Here we can see that the latest version of neuvector/controller matches version 4.4.4-s2, and NOT our desired 5.0.0, so this confirms that we must specify the version in our helm values.
Update: October 2022. The latest images now reflect version ^5.0.x by default, but we're leaving the information in place for those upgrading from older versions.

Visit https://hub.docker.com/r/neuvector/controller/tags to inspect the tags.

latest and 4.4.4-s2 share the same image digest in this example
5.0.0 (or newer) must be used

Now we're armed and ready to prepare our helm values and deploy the helm chart

Step 1: Add the helm repository

Add the helm repo from NeuVector's Github Pages:

helm repo add neuvector https://neuvector.github.io/neuvector-helm/

Step 2: Verify helm chart

Verify the helm repo

helm search repo neuvector

Pro-tip: To list chart versions, including Beta charts, add "-l --devel":

helm search repo neuvector -l --devel

Step 3: Helm install

Compile your helm command with values overrides.

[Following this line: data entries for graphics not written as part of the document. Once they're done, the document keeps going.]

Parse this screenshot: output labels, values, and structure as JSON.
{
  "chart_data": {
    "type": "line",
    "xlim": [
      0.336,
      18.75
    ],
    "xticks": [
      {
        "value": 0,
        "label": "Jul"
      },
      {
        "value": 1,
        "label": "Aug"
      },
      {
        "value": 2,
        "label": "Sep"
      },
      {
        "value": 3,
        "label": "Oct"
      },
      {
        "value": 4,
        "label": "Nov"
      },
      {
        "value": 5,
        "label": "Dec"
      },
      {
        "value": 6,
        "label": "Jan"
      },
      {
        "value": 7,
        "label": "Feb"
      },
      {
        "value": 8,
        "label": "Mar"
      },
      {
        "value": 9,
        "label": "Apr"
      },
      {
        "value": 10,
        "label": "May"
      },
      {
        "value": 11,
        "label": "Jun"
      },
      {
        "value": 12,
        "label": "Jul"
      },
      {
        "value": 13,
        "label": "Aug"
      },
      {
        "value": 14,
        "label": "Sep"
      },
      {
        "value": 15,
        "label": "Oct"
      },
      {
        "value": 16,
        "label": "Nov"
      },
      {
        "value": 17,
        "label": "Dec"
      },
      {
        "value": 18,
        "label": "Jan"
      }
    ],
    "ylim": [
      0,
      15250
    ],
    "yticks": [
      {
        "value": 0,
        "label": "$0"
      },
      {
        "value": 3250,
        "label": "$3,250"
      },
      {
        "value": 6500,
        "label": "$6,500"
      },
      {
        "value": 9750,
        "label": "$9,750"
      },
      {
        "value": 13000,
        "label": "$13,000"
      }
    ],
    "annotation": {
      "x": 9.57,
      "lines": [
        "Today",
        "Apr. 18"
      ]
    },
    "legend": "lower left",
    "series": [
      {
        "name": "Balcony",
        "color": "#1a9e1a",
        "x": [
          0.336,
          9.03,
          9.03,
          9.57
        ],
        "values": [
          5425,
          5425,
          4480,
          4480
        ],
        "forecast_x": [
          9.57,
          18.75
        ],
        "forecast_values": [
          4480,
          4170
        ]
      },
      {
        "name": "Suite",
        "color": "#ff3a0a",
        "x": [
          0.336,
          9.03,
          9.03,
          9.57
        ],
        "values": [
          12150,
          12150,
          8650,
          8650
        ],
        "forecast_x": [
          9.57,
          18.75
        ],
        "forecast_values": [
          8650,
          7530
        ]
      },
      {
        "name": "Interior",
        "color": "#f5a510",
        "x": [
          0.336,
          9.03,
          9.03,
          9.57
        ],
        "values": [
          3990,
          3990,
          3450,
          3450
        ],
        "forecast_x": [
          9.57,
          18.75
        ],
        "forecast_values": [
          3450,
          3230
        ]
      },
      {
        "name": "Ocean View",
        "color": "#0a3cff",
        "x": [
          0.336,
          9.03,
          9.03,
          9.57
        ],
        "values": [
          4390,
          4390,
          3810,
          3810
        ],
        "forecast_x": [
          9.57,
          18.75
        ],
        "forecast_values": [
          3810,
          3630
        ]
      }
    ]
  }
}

We are going to specify the chart version (October 2022: currently 2.2.4). Use the following which includes the version specified.

helm upgrade --install neuvector neuvector/core --version 2.2.4 \
--set tag=5.0.4 \
--set registry=docker.io \
--create-namespace \
--namespace neuvector

Afterwards, you will see the following output:

Release "neuvector" does not exist. Installing it now.
NAME: neuvector
LAST DEPLOYED: Fri Apr 15 15:38:45 2022
NAMESPACE: neuvector
STATUS: deployed
REVISION: 1
TEST SUITE: None
NOTES:
Get the NeuVector URL by running these commands:
  NODE_PORT=$(kubectl get --namespace neuvector -o jsonpath="{.spec.ports[0].nodePort}" services neuvector-service-webui)
  NODE_IP=$(kubectl get nodes --namespace neuvector -o jsonpath="{.items[0].status.addresses[0].address}")
  echo https://$NODE_IP:$NODE_PORT

Run the commands provided to print the nodeport location of the NeuVector controller

NODE_PORT=$(kubectl get --namespace neuvector -o jsonpath="{.spec.ports[0].nodePort}" services neuvector-service-webui) && \
NODE_IP=$(kubectl get nodes --namespace neuvector -o jsonpath="{.items[0].status.addresses[0].address}") && \
echo https://$NODE_IP:$NODE_PORT

Note: This endpoint will not be available to the internet unless you have specifically opened the port on your internet-connected nodes. Use kubectl port-forward or other tool to proxy create an access point for you local machine, then access the Web UI.

Step 4: Access the Web UI

I proxied the connect to my local machine via kubectl port-forward

kubectl port-forward --namespace neuvector service/neuvector-service-webui 8443

Now I can access the Web UI from https://localhost:8443
Tip: Make sure your request is for https and not http.

The default username is admin and default password is admin

Accept the license agreement, and you're off! Happy NeuVectoring!

We will cover the process of locking down and securing our environment in future articles.